CREMERS 24617 | RQE 18465

Quais exames devem ser feitos para acompanhamento após aumento de mamas com silicone?

Muitas mulheres acabam esquecendo as recomendações médicas após colocar a prótese. A maioria só volta a procurar um especialista quando aparecem os sintomas de complicações. É importante fazer acompanhamento com o cirurgião ou com a ginecologista. Para avaliar a integridade do implante, o exame mais indicado é a ressonância magnética. Porém, a ultrassonografia, quando realizada por um radiologista especializado em mama, tem boa sensibilidade para detectar rupturas. O ideal é que, após 10 anos, o acompanhamento seja anual e que seja feito exame de ressonância magnética a cada cinco anos.

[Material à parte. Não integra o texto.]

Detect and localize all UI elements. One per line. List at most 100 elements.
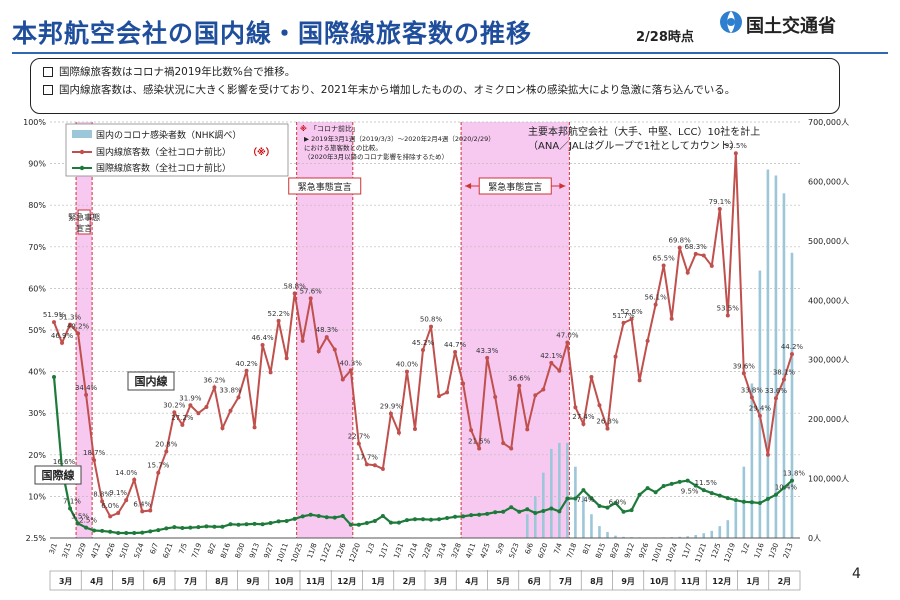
cases-bar-9 [598, 526, 601, 538]
international-point-32 [308, 512, 313, 517]
international-point-33 [316, 513, 321, 518]
domestic-point-7 [108, 514, 113, 519]
international-point-26 [260, 522, 265, 527]
month-label-22: 1月 [746, 577, 760, 586]
x-tick-44: 11/7 [681, 542, 694, 560]
x-tick-51: 2/13 [782, 542, 795, 560]
month-label-13: 4月 [465, 577, 479, 586]
y-right-tick-5: 500,000人 [808, 237, 849, 246]
international-point-63 [557, 509, 562, 514]
legend-swatch-cases [72, 130, 92, 138]
emergency-label-3: 緊急事態宣言 [488, 181, 542, 193]
domestic-point-22 [228, 408, 233, 413]
ministry-emblem-icon [720, 11, 742, 33]
domestic-point-92 [789, 352, 794, 357]
international-point-82 [709, 491, 714, 496]
source-note-0: 主要本邦航空会社（大手、中堅、LCC）10社を計上 [528, 125, 760, 138]
x-tick-36: 7/18 [565, 542, 578, 560]
domestic-data-label-26: 17.7% [356, 453, 379, 461]
month-label-16: 7月 [559, 577, 573, 586]
international-point-71 [621, 509, 626, 514]
domestic-point-75 [653, 302, 658, 307]
international-point-53 [477, 512, 482, 517]
x-tick-35: 7/4 [553, 541, 565, 555]
domestic-data-label-47: 53.5% [717, 304, 740, 312]
domestic-point-21 [220, 426, 225, 431]
legend-label-cases: 国内のコロナ感染者数（NHK調べ） [96, 129, 241, 141]
y-left-tick-3: 30% [28, 409, 46, 418]
month-label-15: 6月 [528, 577, 542, 586]
domestic-point-11 [140, 509, 145, 514]
emergency-label-box-1 [77, 209, 91, 235]
domestic-point-47 [429, 324, 434, 329]
checkbox-bullet-icon [43, 67, 53, 77]
domestic-point-29 [284, 356, 289, 361]
domestic-point-2 [68, 322, 73, 327]
international-point-50 [453, 514, 458, 519]
emergency-arrowhead-right-3 [559, 183, 566, 189]
domestic-point-34 [324, 335, 329, 340]
domestic-point-74 [645, 338, 650, 343]
international-point-58 [517, 509, 522, 514]
cases-bar-33 [790, 252, 794, 538]
international-point-40 [372, 518, 377, 523]
international-point-87 [749, 500, 754, 505]
month-label-4: 7月 [184, 577, 198, 586]
domestic-point-26 [260, 342, 265, 347]
x-tick-40: 9/12 [623, 542, 636, 560]
domestic-data-label-25: 22.7% [348, 433, 371, 441]
international-point-38 [356, 522, 361, 527]
international-point-67 [589, 496, 594, 501]
cases-bar-23 [710, 530, 714, 538]
domestic-point-33 [316, 349, 321, 354]
x-tick-31: 5/9 [495, 542, 506, 555]
x-tick-6: 5/24 [133, 541, 146, 559]
international-point-35 [332, 515, 337, 520]
international-point-31 [300, 514, 305, 519]
international-data-label-7: 11.5% [695, 479, 718, 487]
international-point-24 [244, 522, 249, 527]
international-point-0 [52, 375, 57, 380]
domestic-data-label-14: 27.2% [171, 414, 194, 422]
international-point-51 [461, 514, 466, 519]
legend-label-domestic: 国内線旅客数（全社コロナ前比） [96, 146, 231, 158]
month-label-6: 9月 [246, 577, 260, 586]
x-tick-5: 5/10 [118, 542, 131, 560]
month-label-20: 11月 [681, 577, 700, 586]
domestic-point-15 [172, 410, 177, 415]
international-point-8 [116, 531, 121, 536]
international-point-49 [445, 516, 450, 521]
summary-note-2-text: 国内線旅客数は、感染状況に大きく影響を受けており、2021年末から増加したものの… [59, 84, 736, 96]
domestic-data-label-27: 29.9% [380, 403, 403, 411]
domestic-data-label-52: 38.1% [773, 369, 796, 377]
international-data-label-5: 6.9% [609, 498, 627, 506]
domestic-point-30 [292, 291, 297, 296]
domestic-point-60 [533, 393, 538, 398]
y-right-tick-7: 700,000人 [808, 118, 849, 127]
domestic-data-label-1: 46.9% [51, 332, 74, 340]
international-point-43 [396, 520, 401, 525]
domestic-data-label-12: 20.8% [155, 440, 178, 448]
cases-bar-3 [550, 448, 553, 538]
legend-label-international: 国際線旅客数（全社コロナ前比） [96, 162, 231, 174]
cases-bar-31 [774, 175, 778, 538]
x-tick-45: 11/21 [694, 542, 708, 564]
x-tick-10: 7/19 [190, 542, 203, 560]
month-label-11: 2月 [403, 577, 417, 586]
month-label-5: 8月 [215, 577, 229, 586]
domestic-point-4 [84, 392, 89, 397]
x-tick-37: 8/1 [581, 542, 592, 555]
domestic-data-label-22: 57.6% [300, 287, 323, 295]
international-point-16 [180, 526, 185, 531]
domestic-data-label-23: 48.3% [316, 326, 339, 334]
domestic-point-43 [396, 430, 401, 435]
international-point-64 [565, 496, 570, 501]
legend-box [65, 123, 289, 177]
international-point-25 [252, 521, 257, 526]
domestic-data-label-4: 34.4% [75, 384, 98, 392]
domestic-point-46 [420, 347, 425, 352]
international-point-5 [92, 528, 97, 533]
international-point-78 [677, 479, 682, 484]
international-point-60 [533, 511, 538, 516]
y-right-tick-4: 400,000人 [808, 296, 849, 305]
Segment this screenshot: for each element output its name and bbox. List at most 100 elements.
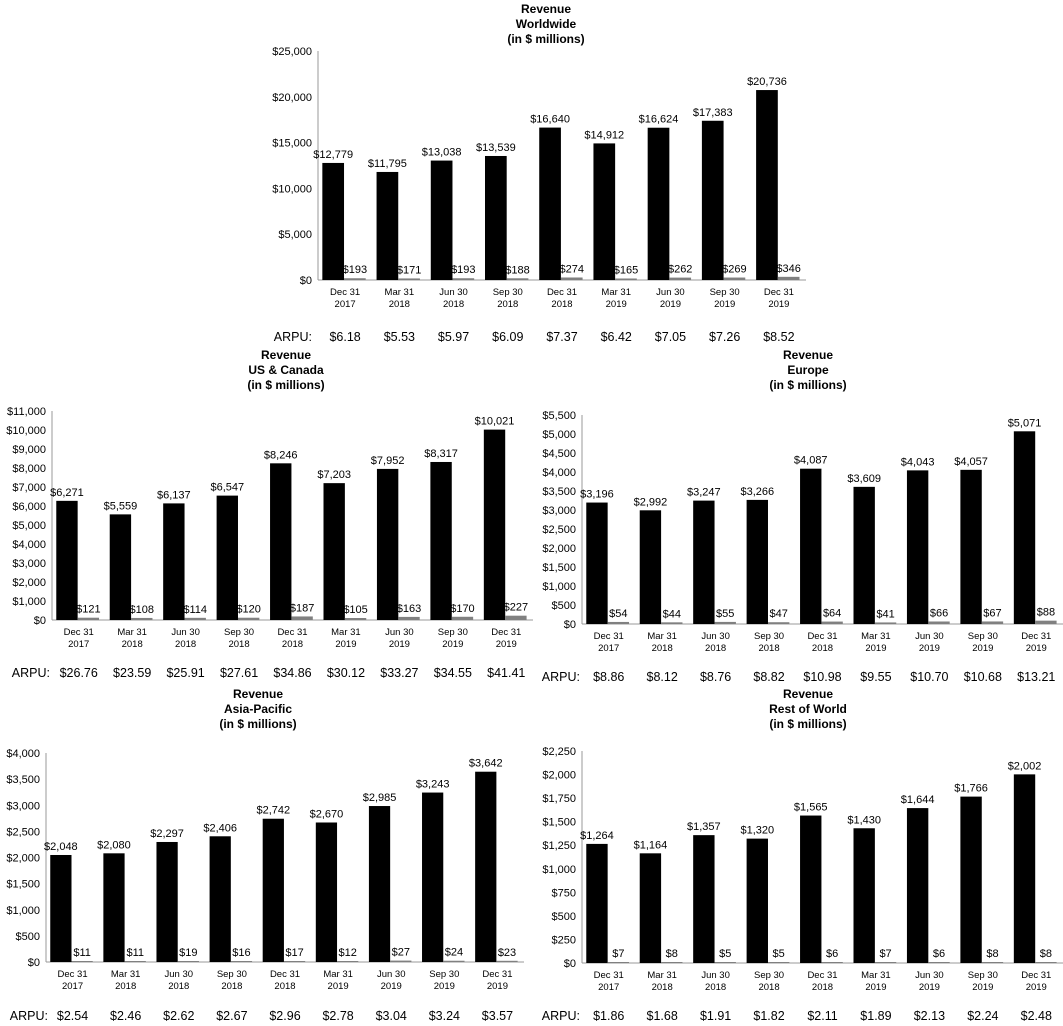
y-tick-label: $0	[28, 957, 40, 969]
x-category-label: Sep 30	[224, 627, 254, 638]
x-category-label: Jun 30	[385, 627, 414, 638]
revenue-bar	[906, 470, 929, 624]
secondary-data-label: $12	[338, 947, 356, 959]
revenue-data-label: $3,609	[847, 473, 881, 485]
revenue-bar	[746, 838, 768, 963]
x-category-label: Jun 30	[701, 631, 730, 642]
x-category-label: 2018	[812, 982, 833, 993]
revenue-bar	[485, 155, 507, 280]
x-category-label: 2018	[389, 299, 410, 310]
chart-europe: Revenue Europe (in $ millions) $0 $500 $1,000…	[530, 347, 1063, 685]
secondary-data-label: $54	[609, 608, 627, 620]
y-tick-label: $500	[552, 600, 576, 612]
y-tick-label: $500	[552, 911, 576, 923]
secondary-data-label: $67	[983, 607, 1001, 619]
x-category-label: Sep 30	[968, 970, 998, 981]
secondary-bar	[821, 962, 843, 963]
arpu-value: $2.78	[322, 1009, 353, 1023]
revenue-bar	[539, 127, 561, 280]
revenue-data-label: $16,640	[530, 114, 570, 126]
revenue-bar	[746, 499, 768, 624]
chart-title-line: Revenue	[521, 2, 571, 16]
secondary-data-label: $7	[612, 948, 624, 960]
secondary-data-label: $165	[614, 264, 638, 276]
chart-title-line: (in $ millions)	[247, 378, 324, 392]
chart-title-line: Asia-Pacific	[224, 702, 292, 716]
y-tick-label: $2,000	[542, 770, 576, 782]
revenue-data-label: $1,430	[847, 814, 881, 826]
secondary-data-label: $17	[285, 947, 303, 959]
x-category-label: Dec 31	[594, 631, 624, 642]
revenue-data-label: $1,565	[794, 802, 828, 814]
arpu-value: $8.52	[763, 330, 794, 344]
secondary-bar	[237, 617, 260, 620]
revenue-bar	[960, 469, 982, 624]
revenue-bar	[586, 843, 608, 963]
arpu-value: $6.18	[329, 330, 360, 344]
revenue-bar	[853, 486, 875, 624]
arpu-value: $27.61	[220, 666, 258, 680]
secondary-data-label: $5	[719, 948, 731, 960]
x-category-label: Jun 30	[171, 627, 200, 638]
chart-rest-of-world: Revenue Rest of World (in $ millions) $0 $25…	[530, 686, 1063, 1026]
x-category-label: 2019	[606, 299, 627, 310]
x-category-label: 2017	[598, 982, 619, 993]
x-category-label: 2018	[228, 639, 249, 650]
revenue-bar	[156, 841, 178, 962]
secondary-bar	[714, 621, 736, 624]
secondary-bar	[71, 961, 93, 962]
chart-title-line: (in $ millions)	[219, 717, 296, 731]
secondary-data-label: $227	[504, 602, 528, 614]
x-category-label: 2019	[487, 981, 508, 992]
x-category-label: Jun 30	[439, 287, 468, 298]
x-category-label: 2018	[115, 981, 136, 992]
y-tick-label: $11,000	[7, 406, 46, 418]
secondary-data-label: $274	[560, 263, 584, 275]
secondary-bar	[560, 277, 583, 280]
x-category-label: 2017	[62, 981, 83, 992]
arpu-value: $7.05	[655, 330, 686, 344]
secondary-bar	[496, 960, 518, 962]
x-category-label: Sep 30	[754, 631, 784, 642]
revenue-data-label: $2,985	[363, 792, 397, 804]
arpu-value: $8.86	[593, 670, 624, 684]
x-category-label: 2019	[389, 639, 410, 650]
arpu-value: $8.76	[700, 670, 731, 684]
x-category-label: 2018	[705, 982, 726, 993]
secondary-data-label: $8	[986, 948, 998, 960]
arpu-value: $3.24	[429, 1009, 460, 1023]
arpu-label: ARPU:	[542, 670, 580, 684]
y-tick-label: $0	[300, 275, 312, 287]
y-tick-label: $5,500	[542, 410, 576, 422]
x-category-label: Mar 31	[111, 969, 141, 980]
secondary-bar	[777, 276, 800, 280]
x-category-label: Sep 30	[493, 287, 523, 298]
revenue-data-label: $5,559	[104, 500, 138, 512]
y-tick-label: $0	[564, 958, 576, 970]
arpu-value: $3.04	[376, 1009, 407, 1023]
secondary-bar	[1035, 962, 1057, 963]
revenue-data-label: $8,246	[264, 449, 298, 461]
y-tick-label: $4,500	[542, 448, 576, 460]
secondary-data-label: $16	[232, 947, 250, 959]
arpu-label: ARPU:	[12, 666, 50, 680]
arpu-label: ARPU:	[10, 1009, 48, 1023]
revenue-bar	[56, 500, 78, 620]
x-category-label: Dec 31	[491, 627, 521, 638]
x-category-label: 2018	[758, 982, 779, 993]
revenue-bar	[756, 90, 778, 280]
x-category-label: 2019	[335, 639, 356, 650]
secondary-bar	[607, 962, 630, 963]
secondary-data-label: $88	[1037, 607, 1055, 619]
arpu-value: $2.62	[163, 1009, 194, 1023]
x-category-label: 2018	[812, 643, 833, 654]
revenue-data-label: $3,642	[469, 758, 503, 770]
y-tick-label: $750	[552, 887, 576, 899]
y-tick-label: $2,000	[542, 543, 576, 555]
y-tick-label: $4,000	[6, 748, 40, 760]
revenue-bar	[270, 463, 292, 620]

A mamografia tem sensibilidade alta para diagnosticar o carcinoma inicial nos quais o tratamento oferece cura em até 90% dos casos. Carcinomas invasores pequenos também podem ser diagnosticados nas mamografias antes que sejam detectados na palpação das mamas feita pelo médico ou pela própria paciente. Tumores pequenos também têm alto índice de cura. Entretanto, um grande número de lesões diagnosticadas na mamografia e mesmo na ultrassonografia e ressonância magnética, correspondem a lesões benignas. Um exemplo é o fibroadenoma, que são nódulos de mama muito frequentes nas mulheres. Por isso os exames devem ser avaliados por médicos especializados antes de se optar por uma biópsia.
A mamografia pode ser realizada em pacientes que tenham implantes de silicone tanto abaixo da glândula como abaixo do músculo, sem prejuízo para a prótese e nem para a visualização de lesões. É importante, no entanto, o técnico ser informado sobre a existência do silicone. Assim, realizará a chamada ‘Manobra de Eklund’, em que se traciona a mama para expor ao raio-x apenas o tecido mamário. Outro dado relevante é que implante de silicone não constitui fator de risco para desenvolvimento de câncer de mama.
Independente da mulher possuir ou não implantes de silicone, o rastreamento do câncer de mama deve ser feito com mamografia a partir de 40 anos, anualmente, segundo a orientação da Sociedade Americana de Cancerologia. Nos casos de mulheres com risco aumentado para câncer de mama (exemplo: história familiar fortemente positiva ou mutação genética que predispõe ao câncer de mama) pode-se associar a ultrassonografia e/ou ressonância magnética quando as mamas são densas.